Personal information
- Born: 14 May 1892 Mariehamn, Åland, Grand Duchy of Finland, Russian Empire
- Died: 11 May 1980 (aged 87) Turku, Finland

Sport
- Sport: Wrestling
- Club: Turun Riento Turun Voimamiehet

Medal record
Representing Finland
Men's freestyle wrestling
Olympic Games
| Gold medal – first place | 1928 Amsterdam | Bantamweight |
| Silver medal – second place | 1924 Paris | Bantamweight |
Men's Greco-Roman wrestling
World Championships
| Silver medal – second place | 1921 Helsinki | Bantamweight |
| Bronze medal – third place | 1922 Stockholm | Bantamweight |

= Kaarlo Mäkinen =

Finnish wrestler (1892–1980)

Kaarlo Mäkinen (14 May 1892 – 11 May 1980) was a Finnish wrestler who competed at the 1920, 1924 and 1928 Olympics in freestyle wrestling.

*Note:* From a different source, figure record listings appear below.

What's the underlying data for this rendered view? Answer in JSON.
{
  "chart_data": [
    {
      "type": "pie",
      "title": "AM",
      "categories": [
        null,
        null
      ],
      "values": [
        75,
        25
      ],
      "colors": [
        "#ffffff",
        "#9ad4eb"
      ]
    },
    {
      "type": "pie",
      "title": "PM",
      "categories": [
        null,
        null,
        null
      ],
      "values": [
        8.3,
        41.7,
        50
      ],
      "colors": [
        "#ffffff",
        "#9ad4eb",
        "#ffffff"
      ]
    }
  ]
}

In 1920 he was eliminated in the preliminary round in the featherweight event. After that he moved to the bantamweight category and won a silver and a gold medal in 1924 and 1928, respectively. He also won two medals in Greco-Roman wrestling at the world championships of 1921 and 1922, as well as four national titles: three in Greco-Roman (1921–1923) and one in freestyle wrestling (1928).